There are gaps, or awkwardnesses, in the doctrine, I suppose. One is the current provocative suggestion that the young should leave Britain, now it is ruined. I take this to be Psmith-type persiflage, though Hitchen’s twelve-inch gunned manner is designed to make one doubt. Another is the British Empire. Anyone who argues that the First World War and Second World War were mistakes has to be something of an imperialist. But this is a great burden: a ‘white man’s burden’ that no one is willing to take on – how to justify or theorise the empire now. The empire is nowadays, as we know, taken to be a period piece. I suppose Hitchens would have to fall in with the Benjamin Disraeli’s and Niall Ferguson’s hypothesis that the empire of liberty (the only imperium based on libertas) was for that very reason the first self-liquidating empire. Though he could claim that decolonisation could have taken place on better terms – though what that would have meant for the world (a world without the World Wars, a world with a stronger British Empire) is not clear.

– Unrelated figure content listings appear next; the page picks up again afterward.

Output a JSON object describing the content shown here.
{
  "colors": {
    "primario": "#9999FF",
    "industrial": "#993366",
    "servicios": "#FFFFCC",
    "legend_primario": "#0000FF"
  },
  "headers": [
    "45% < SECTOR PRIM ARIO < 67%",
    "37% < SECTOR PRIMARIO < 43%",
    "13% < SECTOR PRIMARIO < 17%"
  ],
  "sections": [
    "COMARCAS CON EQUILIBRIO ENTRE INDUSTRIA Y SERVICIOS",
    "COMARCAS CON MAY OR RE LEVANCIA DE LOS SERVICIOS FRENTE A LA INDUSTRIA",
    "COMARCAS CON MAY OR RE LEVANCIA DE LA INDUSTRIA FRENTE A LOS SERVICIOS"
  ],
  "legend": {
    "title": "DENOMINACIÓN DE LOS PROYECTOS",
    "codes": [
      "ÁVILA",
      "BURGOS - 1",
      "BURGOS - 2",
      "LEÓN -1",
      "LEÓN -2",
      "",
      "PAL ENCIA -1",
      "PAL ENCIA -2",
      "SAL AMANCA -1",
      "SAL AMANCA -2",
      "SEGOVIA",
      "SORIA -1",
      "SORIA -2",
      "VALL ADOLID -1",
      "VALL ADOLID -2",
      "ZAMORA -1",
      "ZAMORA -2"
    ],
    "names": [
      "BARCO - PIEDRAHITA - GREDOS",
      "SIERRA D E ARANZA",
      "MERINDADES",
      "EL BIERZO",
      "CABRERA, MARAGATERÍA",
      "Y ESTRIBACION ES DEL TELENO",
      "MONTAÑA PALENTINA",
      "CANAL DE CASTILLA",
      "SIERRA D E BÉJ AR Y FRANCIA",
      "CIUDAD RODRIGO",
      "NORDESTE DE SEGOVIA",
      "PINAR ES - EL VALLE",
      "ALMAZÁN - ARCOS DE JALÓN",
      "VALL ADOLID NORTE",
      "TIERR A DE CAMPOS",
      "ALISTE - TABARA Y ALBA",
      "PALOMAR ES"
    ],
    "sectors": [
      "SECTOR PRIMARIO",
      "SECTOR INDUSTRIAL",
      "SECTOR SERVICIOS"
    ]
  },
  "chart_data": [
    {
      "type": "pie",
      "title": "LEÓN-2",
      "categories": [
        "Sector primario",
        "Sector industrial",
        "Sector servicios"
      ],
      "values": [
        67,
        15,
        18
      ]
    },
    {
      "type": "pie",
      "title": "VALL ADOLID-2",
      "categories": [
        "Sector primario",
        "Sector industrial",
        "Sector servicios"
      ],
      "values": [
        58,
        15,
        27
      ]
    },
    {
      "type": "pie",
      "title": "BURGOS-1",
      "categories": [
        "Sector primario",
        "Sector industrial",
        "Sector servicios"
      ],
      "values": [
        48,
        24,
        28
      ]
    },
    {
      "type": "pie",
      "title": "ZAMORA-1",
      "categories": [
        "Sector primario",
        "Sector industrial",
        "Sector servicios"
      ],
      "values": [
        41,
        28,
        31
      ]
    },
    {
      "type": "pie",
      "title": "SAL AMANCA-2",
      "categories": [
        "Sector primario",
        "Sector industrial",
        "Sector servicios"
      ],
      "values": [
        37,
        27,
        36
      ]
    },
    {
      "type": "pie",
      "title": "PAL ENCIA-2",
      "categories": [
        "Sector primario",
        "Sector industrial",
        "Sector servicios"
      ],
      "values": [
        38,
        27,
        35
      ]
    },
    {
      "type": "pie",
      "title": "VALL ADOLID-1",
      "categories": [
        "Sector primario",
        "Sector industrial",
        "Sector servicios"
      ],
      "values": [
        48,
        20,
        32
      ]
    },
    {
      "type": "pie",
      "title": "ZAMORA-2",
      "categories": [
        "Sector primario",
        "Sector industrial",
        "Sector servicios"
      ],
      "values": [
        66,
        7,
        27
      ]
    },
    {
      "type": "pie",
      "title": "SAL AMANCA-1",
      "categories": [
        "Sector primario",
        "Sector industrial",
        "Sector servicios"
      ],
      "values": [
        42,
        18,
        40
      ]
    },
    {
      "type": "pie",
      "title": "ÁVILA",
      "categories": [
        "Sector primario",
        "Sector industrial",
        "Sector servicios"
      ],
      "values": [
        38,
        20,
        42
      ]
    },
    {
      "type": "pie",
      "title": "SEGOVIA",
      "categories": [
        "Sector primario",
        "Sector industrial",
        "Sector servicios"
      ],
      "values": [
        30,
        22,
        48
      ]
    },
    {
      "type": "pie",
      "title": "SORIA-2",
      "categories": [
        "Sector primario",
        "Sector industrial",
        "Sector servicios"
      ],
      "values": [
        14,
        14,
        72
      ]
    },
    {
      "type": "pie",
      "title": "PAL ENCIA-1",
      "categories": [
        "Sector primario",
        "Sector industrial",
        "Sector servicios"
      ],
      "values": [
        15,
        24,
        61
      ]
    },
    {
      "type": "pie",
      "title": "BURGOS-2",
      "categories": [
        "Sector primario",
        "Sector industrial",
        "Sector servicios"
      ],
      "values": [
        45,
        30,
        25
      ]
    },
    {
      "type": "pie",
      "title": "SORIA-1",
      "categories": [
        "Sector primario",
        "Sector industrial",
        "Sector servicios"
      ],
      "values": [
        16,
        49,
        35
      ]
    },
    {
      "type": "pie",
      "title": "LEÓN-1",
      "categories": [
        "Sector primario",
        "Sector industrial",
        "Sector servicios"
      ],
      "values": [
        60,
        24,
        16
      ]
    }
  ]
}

Getting back to contemporary matters, Hitchens said, in the Scruton lecture, that there is nothing to be done about the world: that he is in ‘inner exile’. This disconcerted Daniel Hannan, who in sharp viva voce examination manner tried to cross-talk Hitchens out of it. But there is nothing new in Hitchens’s ‘inner exile’. For a start, Maurice Cowling, another one of the last of God’s Englishmen, wrote in 1980 (in a book, Religion and Public Doctrine in Modern England, which is one of the greatest works in the high English literature of the last century) that the only possible position to adopt in the face of the contemporary world was a ‘Jacobitism of the mind’ which would protest its conviction that the ‘modern mind is corrupt’.
Hitchens, who began as a Jacobin, is now an open Jacobite. But it is not only the last half century in which we have seen this sort of Jacobite attitude arising about our world. The earliest Christians declared that they were xenoi, strangers or foreigners or exiles, in this world: and this word is in the Bible, suggesting that even the apostles were aware that the old Greek or Roman idea of the ‘citizen’ did not apply to them. Tertullian said something similar. So did Augustine in the City of God, that masterwork of the Middle Ages. Everyone lives on the ‘city of earth’, civitas terrena, but Christians seek to live in the ‘city of god’, civitas Dei, and so are ‘pilgrims’ in this life, on this earth, in this world.
The black pill is not, therefore, despite appearances, a counsel of despair. It is not giving up on the world, at least not in Hitchens’s Christian version of it. This is because he is stating it loudly, in stentorian voice: the world is corrupt. This is not an abandonment of the world. It is, on the contrary, prophetic. It is the sort of thing engaged in by Jeremiah (who was thrown into a sewer for his pains), and Gildas, and Milton, and Keble – and Orwell, for that matter. And prophecy is an act in the world. It is work in the world: and, as such, it is, sometimes, working works (to use a New Testament turn of phrase) on behalf of the truth. Even giving up on the world is, when declared to the world, an act of stern chastisement: and, I think, and I am sure I am not alone in thinking, that this is something the world needs to hear.
Britain might be ruined. But saying that there is nothing to be done about it is to do something about it.
Dr. James Alexander is a Professor in the Department of Political Science at Bilkent University in Turkey.